All he needs is a moment, to get back to being who he is: Dominic Groome, loving husband and father of two, currently residing at 21 Sunbird Drive and a partner in one of the most prestigious investment firms in South Africa. It’s going to take him all week to find the parts of him that went flying when they visited Noah and put them back into place, rebuild his carefully constructed self. And then, just as he manages to slot the last piece back where it belongs, it will be time to visit his son again, and it’ll be back to square one.
Tonight, though, he just needs to be calm, calm enough to go to his wife and tell her he’s sorry, and that of course he should have spoken to his son. Agree with her when she says his behaviour over the last few weeks has been impossible.
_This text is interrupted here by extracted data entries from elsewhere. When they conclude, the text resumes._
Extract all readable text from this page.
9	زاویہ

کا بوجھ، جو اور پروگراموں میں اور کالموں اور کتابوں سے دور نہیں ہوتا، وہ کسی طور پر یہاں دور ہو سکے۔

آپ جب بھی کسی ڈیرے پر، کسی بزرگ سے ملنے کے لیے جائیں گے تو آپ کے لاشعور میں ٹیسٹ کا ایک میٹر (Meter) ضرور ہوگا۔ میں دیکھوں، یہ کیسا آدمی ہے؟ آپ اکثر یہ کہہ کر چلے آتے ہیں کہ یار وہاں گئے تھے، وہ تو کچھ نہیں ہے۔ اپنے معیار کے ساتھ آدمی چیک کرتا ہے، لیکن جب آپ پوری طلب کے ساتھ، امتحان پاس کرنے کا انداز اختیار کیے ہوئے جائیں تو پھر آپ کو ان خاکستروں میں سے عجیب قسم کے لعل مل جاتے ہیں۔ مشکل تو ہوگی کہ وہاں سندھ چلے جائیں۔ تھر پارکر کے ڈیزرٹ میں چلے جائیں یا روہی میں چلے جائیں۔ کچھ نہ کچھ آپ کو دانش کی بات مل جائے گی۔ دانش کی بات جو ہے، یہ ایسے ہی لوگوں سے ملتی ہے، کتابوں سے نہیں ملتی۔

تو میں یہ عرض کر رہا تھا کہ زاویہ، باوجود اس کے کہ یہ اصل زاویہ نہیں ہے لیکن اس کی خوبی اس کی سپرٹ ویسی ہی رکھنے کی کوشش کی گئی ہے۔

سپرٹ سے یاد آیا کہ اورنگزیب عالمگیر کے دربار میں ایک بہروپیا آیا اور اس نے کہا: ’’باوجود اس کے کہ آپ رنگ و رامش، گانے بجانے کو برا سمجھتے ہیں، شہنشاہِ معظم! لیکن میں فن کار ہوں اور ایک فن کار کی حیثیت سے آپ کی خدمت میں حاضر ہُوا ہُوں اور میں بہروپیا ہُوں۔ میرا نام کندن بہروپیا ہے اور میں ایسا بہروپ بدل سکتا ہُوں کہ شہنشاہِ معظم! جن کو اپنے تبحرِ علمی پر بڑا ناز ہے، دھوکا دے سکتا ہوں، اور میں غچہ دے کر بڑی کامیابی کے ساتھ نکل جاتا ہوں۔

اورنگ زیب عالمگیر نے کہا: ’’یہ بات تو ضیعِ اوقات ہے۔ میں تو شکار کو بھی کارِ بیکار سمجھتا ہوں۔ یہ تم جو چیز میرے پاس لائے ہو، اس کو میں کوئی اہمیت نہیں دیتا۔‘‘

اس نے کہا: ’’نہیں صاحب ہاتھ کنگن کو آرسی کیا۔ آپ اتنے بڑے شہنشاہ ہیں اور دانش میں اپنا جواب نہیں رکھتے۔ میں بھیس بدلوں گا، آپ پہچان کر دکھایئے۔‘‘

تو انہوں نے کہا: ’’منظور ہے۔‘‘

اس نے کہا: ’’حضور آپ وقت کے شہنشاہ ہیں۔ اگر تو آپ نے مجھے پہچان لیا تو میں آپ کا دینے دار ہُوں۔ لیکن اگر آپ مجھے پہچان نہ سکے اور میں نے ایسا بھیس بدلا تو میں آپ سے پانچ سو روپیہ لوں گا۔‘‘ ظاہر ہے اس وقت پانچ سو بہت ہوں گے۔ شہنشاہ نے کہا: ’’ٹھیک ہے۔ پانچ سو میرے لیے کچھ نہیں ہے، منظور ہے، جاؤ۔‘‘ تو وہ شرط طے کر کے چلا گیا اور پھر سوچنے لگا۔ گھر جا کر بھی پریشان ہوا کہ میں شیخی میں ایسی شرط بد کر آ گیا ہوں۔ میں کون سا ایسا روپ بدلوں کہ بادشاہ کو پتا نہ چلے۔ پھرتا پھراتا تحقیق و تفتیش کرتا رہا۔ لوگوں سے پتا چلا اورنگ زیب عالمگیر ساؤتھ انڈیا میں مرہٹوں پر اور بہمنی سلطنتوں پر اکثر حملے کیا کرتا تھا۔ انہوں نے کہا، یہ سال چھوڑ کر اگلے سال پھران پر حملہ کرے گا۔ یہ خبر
And no, of course it’s not Noah’s fault that he’s where he is, and that he doesn’t know what comes over him or why he’s acting like this.
It’s not Kate’s fault that he is who he is and it’s not Maddie’s and it’s not Noah’s. The son whom he can no longer touch. Not now. Not where he is now. It’s his fault. How can a man who was once a boy who was abandoned by his mother and father be anything other than a failure? As a father, a cesspool rather than a gene pool, as a husband, a complete let-down? Dominic’s blood is blighted, he’s sure of it, and he’s passed on his terrible genes and his terrible self to his son.